Mais si, tout est perdu ! Le quartier maintenant grouille de flics, ils
sont là, tout près à la bijouterie cambriolée. Comment aller là-bas,
prendre mon arme et descendre ce salaud qui couche avec ma femme !
Ah ! Ils ont bien rigolé en parlant du gars pas drôle ! Et lui qui en
rajoutait en voulant me faire grimper aux arbres . Attends mon gaillard.
- Hey ! Pedro, tu vas mieux ?
- Oui, mais je voudrais aller soulager Popaul ! Tu m'aides ? Juan lui prend
le bras, ils vont vers l'arbre , vers les feuillages. Ils disparaissent … PAN !
PAN ! Un coup de feu retentit...
HISTOIRE H :
5.
Quartier St Cybard, c'est un début d'après-midi doux. Simon,
Julien, Marcel, Aldo et Fernand se sont retrouvés sur la place des Lilas,
près du parc pour leur incontournable partie de boules. La troisième
partie est bien engagée. Aldo discute le coup... autour d'eux d'autres
joueurs et au fond dans le parc des enfants jouent, leurs voix criardes et
jeunes résonnent entre les arbres feuillus. Soudain …
3.
deux personnages, deux hommes entre les platanes se penchent, ils
semblent se disputer. Avec un objet que chacun voudrait prendre à l'autre, la
dispute devient sérieuse.
8. quel est donc l'objet de cette dispute ? Nul ne s'en soucie, et le vieil invalide
qui porte ses ballons de baudruche n'en a cure, pas plus que l'ânière faisant son
tour de place avec les premiers enfants sur le dos de son âne frison.
Pourtant, entre les arbres, dans la lumière crue une boule semble voler dans
une direction surprenante.
6.
Comme si la dispute grossissant, l'homme voulait faire diversion, en
envoyant à côté des deux belliqueux une boule pour marquer sa présence,
espérant que le coup porté dissipera la mésentente pour se rapprocher des deux
zigotos.
2. Mais loin de les calmer, la boule a un effet explosif quand elle arrive à leurs
10
pieds.
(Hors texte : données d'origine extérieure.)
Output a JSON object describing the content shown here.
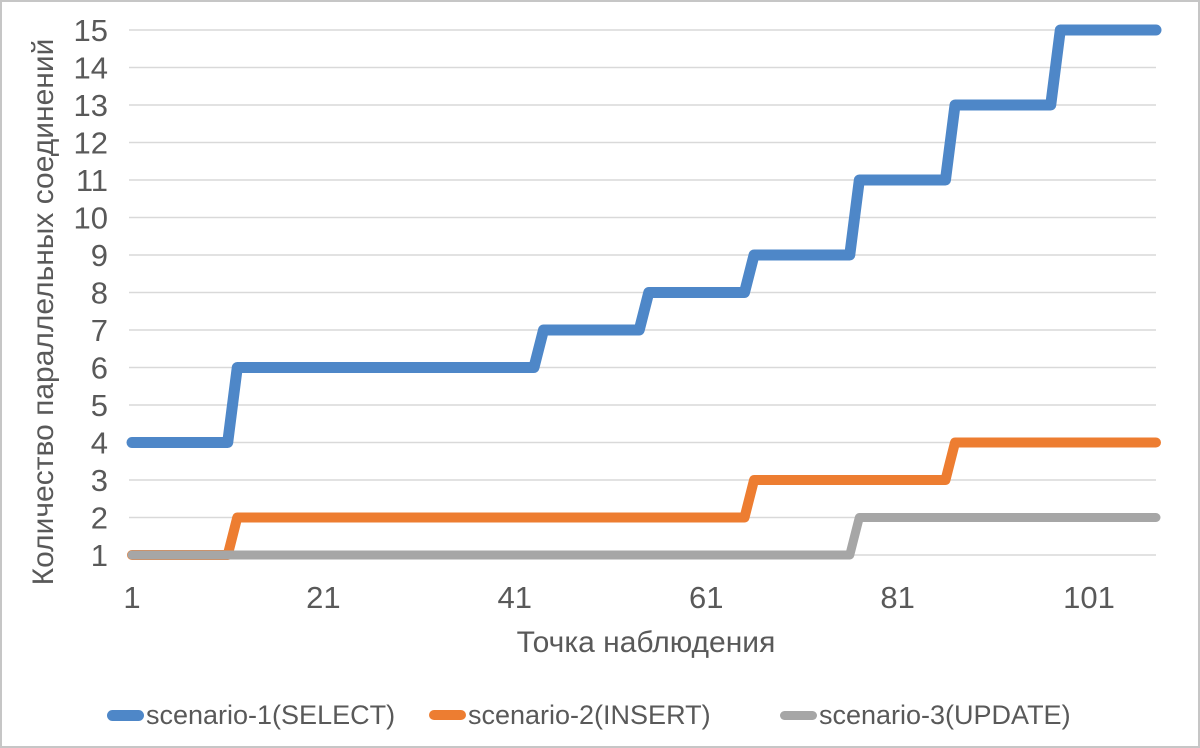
{
  "chart_data": {
    "type": "line",
    "subtype": "stepped-line",
    "title": "",
    "xlabel": "Точка наблюдения",
    "ylabel": "Количество параллельных соединений",
    "xlim": [
      1,
      108
    ],
    "ylim": [
      1,
      15
    ],
    "x_ticks": [
      1,
      21,
      41,
      61,
      81,
      101
    ],
    "y_ticks": [
      1,
      2,
      3,
      4,
      5,
      6,
      7,
      8,
      9,
      10,
      11,
      12,
      13,
      14,
      15
    ],
    "grid": true,
    "legend_position": "bottom",
    "series": [
      {
        "name": "scenario-1(SELECT)",
        "color": "#4e87c8",
        "line_width": 11,
        "points": [
          [
            1,
            4
          ],
          [
            11,
            4
          ],
          [
            12,
            6
          ],
          [
            43,
            6
          ],
          [
            44,
            7
          ],
          [
            54,
            7
          ],
          [
            55,
            8
          ],
          [
            65,
            8
          ],
          [
            66,
            9
          ],
          [
            76,
            9
          ],
          [
            77,
            11
          ],
          [
            86,
            11
          ],
          [
            87,
            13
          ],
          [
            97,
            13
          ],
          [
            98,
            15
          ],
          [
            108,
            15
          ]
        ]
      },
      {
        "name": "scenario-2(INSERT)",
        "color": "#ed7d31",
        "line_width": 10,
        "points": [
          [
            1,
            1
          ],
          [
            11,
            1
          ],
          [
            12,
            2
          ],
          [
            65,
            2
          ],
          [
            66,
            3
          ],
          [
            86,
            3
          ],
          [
            87,
            4
          ],
          [
            108,
            4
          ]
        ]
      },
      {
        "name": "scenario-3(UPDATE)",
        "color": "#a6a6a6",
        "line_width": 9,
        "points": [
          [
            1,
            1
          ],
          [
            76,
            1
          ],
          [
            77,
            2
          ],
          [
            108,
            2
          ]
        ]
      }
    ],
    "colors": {
      "text": "#595959",
      "gridline": "#d9d9d9",
      "background": "#ffffff"
    },
    "tick_font_size": 31
  }
}
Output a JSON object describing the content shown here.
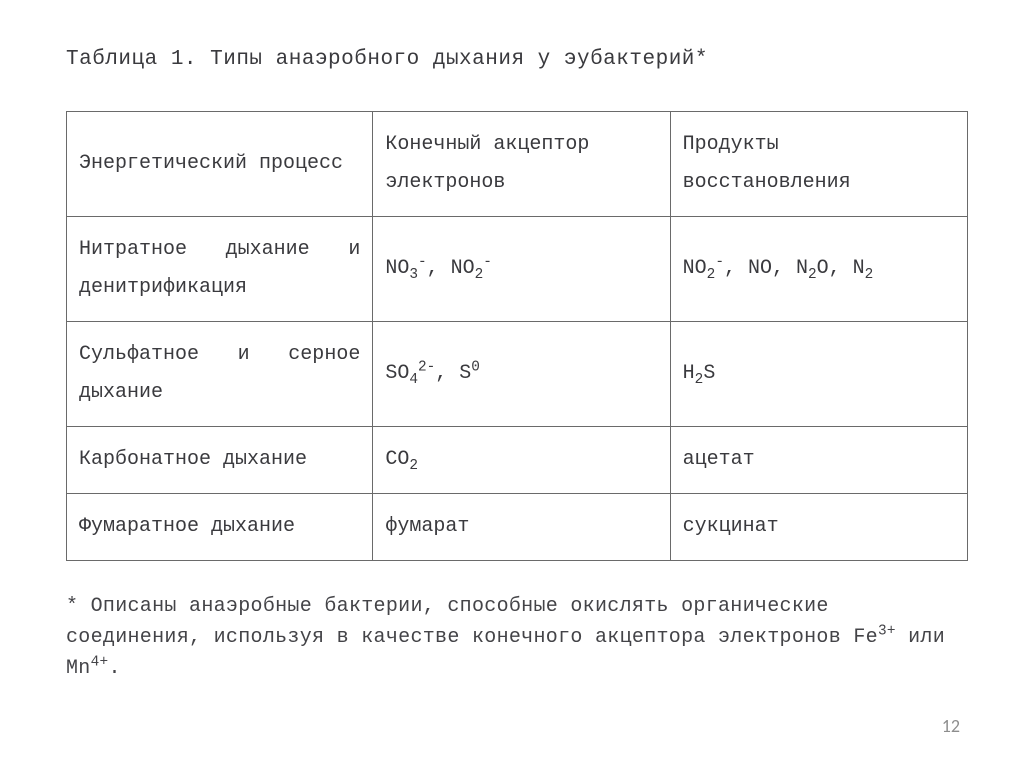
{
  "title": "Таблица 1. Типы анаэробного дыхания у эубактерий*",
  "table": {
    "border_color": "#6a6a6a",
    "text_color": "#3a3a3e",
    "font_family": "Courier New",
    "cell_fontsize": 20,
    "title_fontsize": 21,
    "col_widths_pct": [
      34,
      33,
      33
    ],
    "columns": [
      "Энергетический процесс",
      "Конечный акцептор электронов",
      "Продукты восстановления"
    ],
    "rows": [
      {
        "process": "Нитратное дыхание и денитрификация",
        "acceptor_html": "NO<sub>3</sub><sup>-</sup>, NO<sub>2</sub><sup>-</sup>",
        "products_html": "NO<sub>2</sub><sup>-</sup>, NO, N<sub>2</sub>O, N<sub>2</sub>"
      },
      {
        "process": "Сульфатное и серное дыхание",
        "acceptor_html": "SO<sub>4</sub><sup>2-</sup>, S<sup>0</sup>",
        "products_html": "H<sub>2</sub>S"
      },
      {
        "process": "Карбонатное дыхание",
        "acceptor_html": "CO<sub>2</sub>",
        "products_html": "ацетат"
      },
      {
        "process": "Фумаратное дыхание",
        "acceptor_html": "фумарат",
        "products_html": "сукцинат"
      }
    ],
    "justify_rows": [
      0,
      1
    ]
  },
  "footnote_html": "* Описаны анаэробные бактерии, способные окислять органические соединения, используя в качестве конечного акцептора электронов Fe<sup>3+</sup> или Mn<sup>4+</sup>.",
  "page_number": "12",
  "background_color": "#ffffff"
}
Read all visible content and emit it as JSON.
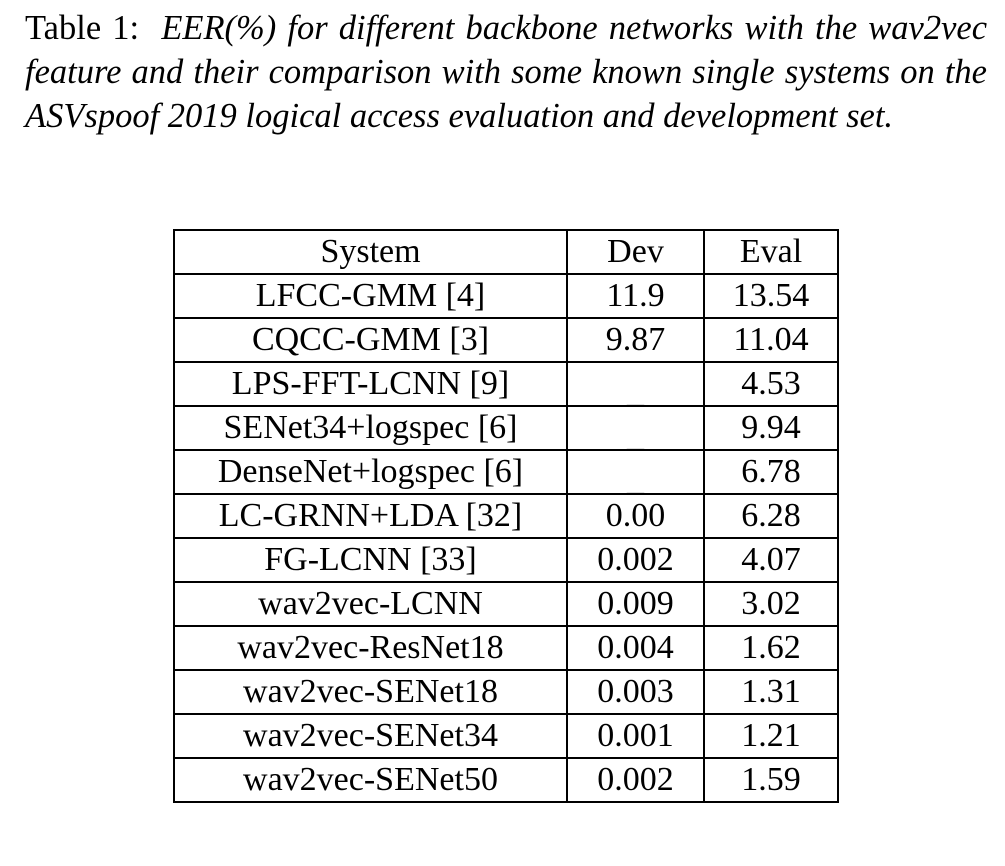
{
  "caption": {
    "label": "Table 1:",
    "text": "EER(%) for different backbone networks with the wav2vec feature and their comparison with some known single systems on the ASVspoof 2019 logical access evaluation and development set."
  },
  "table": {
    "headers": [
      "System",
      "Dev",
      "Eval"
    ],
    "rows": [
      {
        "system": "LFCC-GMM [4]",
        "dev": "11.9",
        "eval": "13.54"
      },
      {
        "system": "CQCC-GMM [3]",
        "dev": "9.87",
        "eval": "11.04"
      },
      {
        "system": "LPS-FFT-LCNN [9]",
        "dev": "_",
        "eval": "4.53"
      },
      {
        "system": "SENet34+logspec [6]",
        "dev": "_",
        "eval": "9.94"
      },
      {
        "system": "DenseNet+logspec [6]",
        "dev": "_",
        "eval": "6.78"
      },
      {
        "system": "LC-GRNN+LDA [32]",
        "dev": "0.00",
        "eval": "6.28"
      },
      {
        "system": "FG-LCNN [33]",
        "dev": "0.002",
        "eval": "4.07"
      },
      {
        "system": "wav2vec-LCNN",
        "dev": "0.009",
        "eval": "3.02"
      },
      {
        "system": "wav2vec-ResNet18",
        "dev": "0.004",
        "eval": "1.62"
      },
      {
        "system": "wav2vec-SENet18",
        "dev": "0.003",
        "eval": "1.31"
      },
      {
        "system": "wav2vec-SENet34",
        "dev": "0.001",
        "eval": "1.21",
        "best": true
      },
      {
        "system": "wav2vec-SENet50",
        "dev": "0.002",
        "eval": "1.59"
      }
    ]
  }
}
Explosif ! c'est le cas de le dire car en fait de boule, c'est une grenade qui
explose semant le cauchemar dans cette fin d'après-midi printanière.
4. Immédiatement, c'est la panique ! Les gens courent de tous côtés...
les mères, affolées, crient après leurs enfants … L'âne gît, le ventre et
les tripes à l'air et sa maîtresse pleure, sur sa belle fourrure
ensanglantée, agenouillée tout contre lui
7. S'agit-il d'Al Quaïda ? de l'IRA ? L’ETA ? Les Tchéchènes ? Les
Touaregs ? Les Tibétains ? Les Iraniens ou les Afghans ? Peu importe,
le résultat est le même, le tableau est complètement bouleversé, les
différents bleus se mélangent, la balançoire s'effondre, les arbres
perdent leurs feuilles, le parc disparaît.
1. le peintre reprend un peu d'essence de térébenthine sur son chiffon et d'un geste rageur, il efface
tout jusqu'aux traces ensanglantées de l'explosion de sa colère ; il se rassied et reprend un peu de
bleu qu'il pose délicatement sur les personnages, redevenus un à un sereins et comme remplis de la
beauté de la lumière de cette fin de soirée d'été.